Sierra Leone have been cleared to host CAF organized competitions after more than a year of being deprived of home fixtures.
In August 2014, the Sierra Leone FA cancelled all football matches in an effort to stop the spread of the 2014 Ebola virus epidemic in Sierra Leone, a week after the Liberian FA did the same. Sierra Leonean players playing outside of Sierra Leone, such as Michael Lahoud playing in the United States, were discriminated against, with opposition players refusing to swap shirts, shake hands and allow them to certain places of the stadium just because they fear that they could be carrying the disease. The Sierra Leonean national team isn’t allowed to play home games and all players must be foreign based.
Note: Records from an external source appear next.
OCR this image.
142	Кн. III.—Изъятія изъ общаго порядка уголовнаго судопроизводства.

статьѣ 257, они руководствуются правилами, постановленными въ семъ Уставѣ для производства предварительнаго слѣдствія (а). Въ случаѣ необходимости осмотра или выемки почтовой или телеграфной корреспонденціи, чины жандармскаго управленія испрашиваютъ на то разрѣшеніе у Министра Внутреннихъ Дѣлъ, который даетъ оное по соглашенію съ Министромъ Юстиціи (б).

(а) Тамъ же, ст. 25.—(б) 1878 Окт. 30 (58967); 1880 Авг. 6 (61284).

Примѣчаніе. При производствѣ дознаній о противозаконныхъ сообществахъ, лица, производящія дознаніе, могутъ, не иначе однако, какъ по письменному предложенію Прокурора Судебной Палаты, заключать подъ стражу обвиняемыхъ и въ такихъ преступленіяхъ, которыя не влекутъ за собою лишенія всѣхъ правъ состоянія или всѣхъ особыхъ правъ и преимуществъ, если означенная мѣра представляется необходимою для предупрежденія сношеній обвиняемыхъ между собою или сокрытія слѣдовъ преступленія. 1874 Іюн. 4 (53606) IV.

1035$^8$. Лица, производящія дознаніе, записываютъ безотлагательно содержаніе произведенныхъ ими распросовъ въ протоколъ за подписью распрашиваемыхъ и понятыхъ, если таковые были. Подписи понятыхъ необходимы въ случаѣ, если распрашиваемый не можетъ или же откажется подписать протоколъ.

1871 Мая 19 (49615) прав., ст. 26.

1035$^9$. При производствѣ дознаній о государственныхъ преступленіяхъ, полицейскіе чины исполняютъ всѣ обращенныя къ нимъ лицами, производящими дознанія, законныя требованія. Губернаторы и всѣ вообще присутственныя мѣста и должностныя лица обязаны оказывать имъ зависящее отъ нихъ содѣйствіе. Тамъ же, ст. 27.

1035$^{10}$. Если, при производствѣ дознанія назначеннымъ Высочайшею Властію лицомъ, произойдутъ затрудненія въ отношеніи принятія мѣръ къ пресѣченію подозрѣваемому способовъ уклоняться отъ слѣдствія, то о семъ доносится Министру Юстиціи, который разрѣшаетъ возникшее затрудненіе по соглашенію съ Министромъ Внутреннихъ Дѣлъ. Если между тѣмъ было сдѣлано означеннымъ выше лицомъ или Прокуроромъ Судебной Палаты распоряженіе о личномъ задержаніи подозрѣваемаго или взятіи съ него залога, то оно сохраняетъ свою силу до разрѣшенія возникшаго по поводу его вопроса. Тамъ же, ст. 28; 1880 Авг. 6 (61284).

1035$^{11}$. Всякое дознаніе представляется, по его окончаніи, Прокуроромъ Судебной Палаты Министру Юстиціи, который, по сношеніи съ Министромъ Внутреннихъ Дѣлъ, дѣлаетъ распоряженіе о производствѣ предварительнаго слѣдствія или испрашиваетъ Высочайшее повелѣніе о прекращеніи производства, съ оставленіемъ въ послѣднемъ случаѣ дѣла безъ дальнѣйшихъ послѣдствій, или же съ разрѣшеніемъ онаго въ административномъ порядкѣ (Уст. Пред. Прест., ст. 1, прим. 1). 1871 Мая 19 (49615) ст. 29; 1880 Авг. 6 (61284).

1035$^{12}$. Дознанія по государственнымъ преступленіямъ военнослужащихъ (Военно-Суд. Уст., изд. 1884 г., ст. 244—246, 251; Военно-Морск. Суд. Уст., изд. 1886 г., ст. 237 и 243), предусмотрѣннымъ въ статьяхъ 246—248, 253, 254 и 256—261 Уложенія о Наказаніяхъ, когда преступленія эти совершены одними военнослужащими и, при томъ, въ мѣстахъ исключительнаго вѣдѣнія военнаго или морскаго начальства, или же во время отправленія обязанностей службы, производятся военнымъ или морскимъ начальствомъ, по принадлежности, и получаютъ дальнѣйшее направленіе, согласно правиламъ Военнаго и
In a letter dated 6 December 2015, signed by CAF Secretary General, Hicham El Amrani and addressed to president of the Sierra Leone Football Association, Isha Johansen, the revelation was made.
This therefore means that international football matches and CAF competitions can again be organized in the West African country, something which was not possible since August 2014 when CAF upon the recommendations of the World Health Organisation (WHO) suspended football matches in countries affected by the epidemic Ebola virus, namely Guinea, Liberia and Sierra Leone.
Of the three countries, Guinea is the only one yet to be given the green light to host CAF competitions, since they are not declared Ebola-free by the WHO.